Now that Amelia knew her great-grandmother, she no longer felt alone in that dome, in that life, yet the house that at some point had to fall, fell. Her grandmother disappeared. Amelia went soon to request a missing person's investigation, fearful of the circumstances of an old woman like her great-grandmother, full of life on the inside, covered with the past on the outside. But there was no response, no change.
It didn't take long for the government to decide it was better to forget the sorrows. The cause. To forget her grandmother. Amelia went so far as to want to deny it altogether, believing that her great-grandmother now lived between the pages of the album she carried with her every day. No one listened to her delusions, no one listened to the world outside, which called out to Amelia again and again. Reclaiming the lost life of her great-grandmother, the last person of a generation of earth and wind.
Amelia could not fill that void. How could she be part of a world that her generation had hurt so much? Did she have the right to love it? To cry for it? To fight for it? She had to face reality, they told her.

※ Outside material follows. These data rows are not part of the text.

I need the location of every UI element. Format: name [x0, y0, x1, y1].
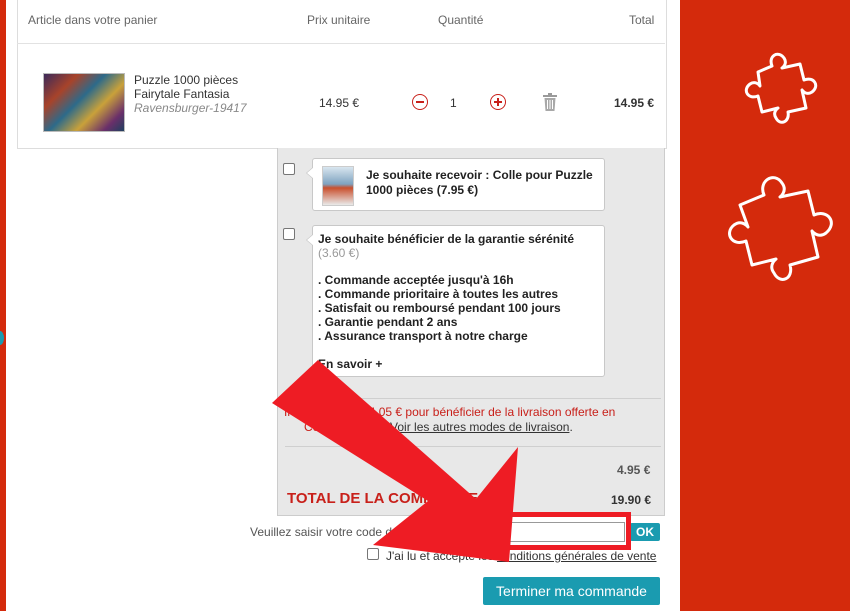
- annotation-arrow-icon: [272, 360, 518, 562]
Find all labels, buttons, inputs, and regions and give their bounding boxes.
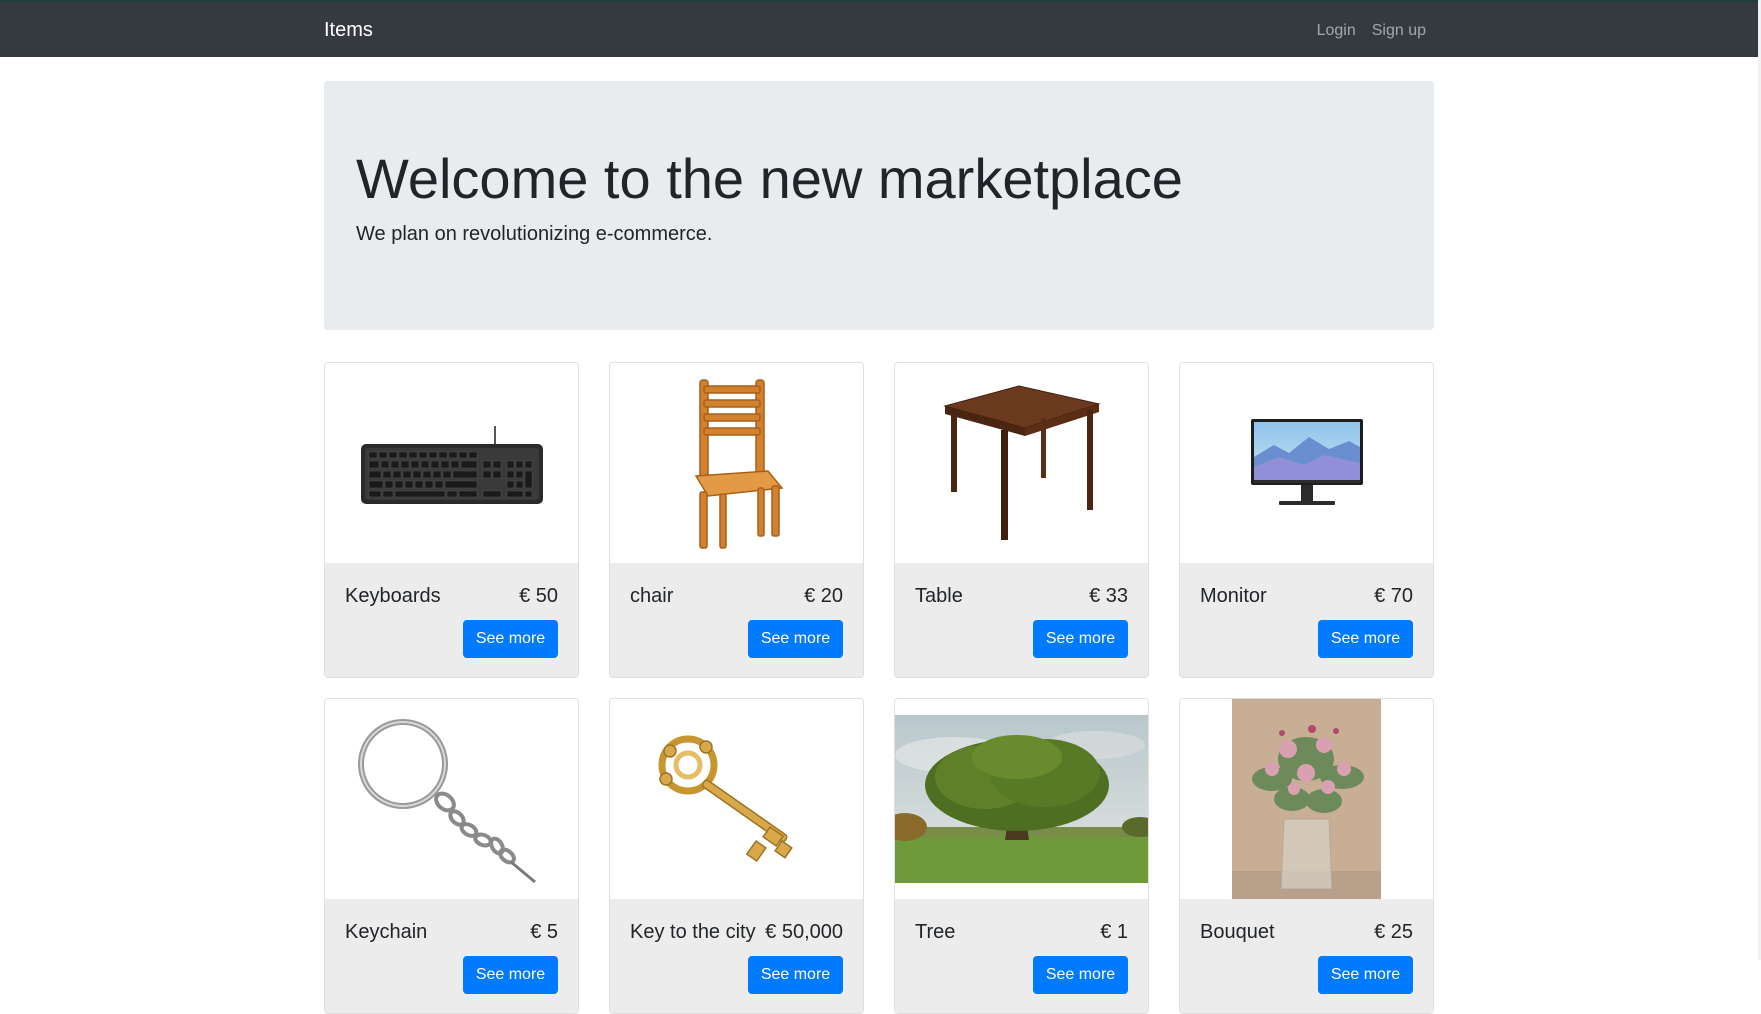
item-name: Tree (915, 921, 956, 943)
card-body: chair € 20 See more (610, 563, 863, 677)
tree-image (895, 699, 1148, 899)
card-body: Keyboards € 50 See more (325, 563, 578, 677)
see-more-button[interactable]: See more (1318, 956, 1413, 994)
item-card: Tree € 1 See more (894, 698, 1149, 1014)
login-link[interactable]: Login (1317, 22, 1356, 40)
navbar-links: Login Sign up (1317, 22, 1426, 40)
see-more-button[interactable]: See more (1033, 620, 1128, 658)
see-more-button[interactable]: See more (748, 956, 843, 994)
card-body: Bouquet € 25 See more (1180, 899, 1433, 1013)
item-name: Bouquet (1200, 921, 1275, 943)
item-name: Table (915, 585, 963, 607)
item-price: € 20 (804, 585, 843, 607)
navbar-brand[interactable]: Items (324, 19, 373, 42)
item-name: Keyboards (345, 585, 441, 607)
item-price: € 25 (1374, 921, 1413, 943)
signup-link[interactable]: Sign up (1372, 22, 1426, 40)
table-image (895, 363, 1148, 563)
card-body: Table € 33 See more (895, 563, 1148, 677)
chair-image (610, 363, 863, 563)
hero-title: Welcome to the new marketplace (356, 147, 1183, 210)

And so it was, as Amelia again took the same magne-bus that had taken her to the end of time, walking until she reached the place where the house had been. Her home.
The house had been removed for safety reasons, and only remnants of rubble remained on the floor. Dressed exactly the same as her first meeting, Amelia stood where she must have arrived for tea, in front of a window. Listening to the silence, feeling the earth beneath her feet, lowered wires and metal, Amelia opened her eyes, and for the first time, saw the clouds across the dome.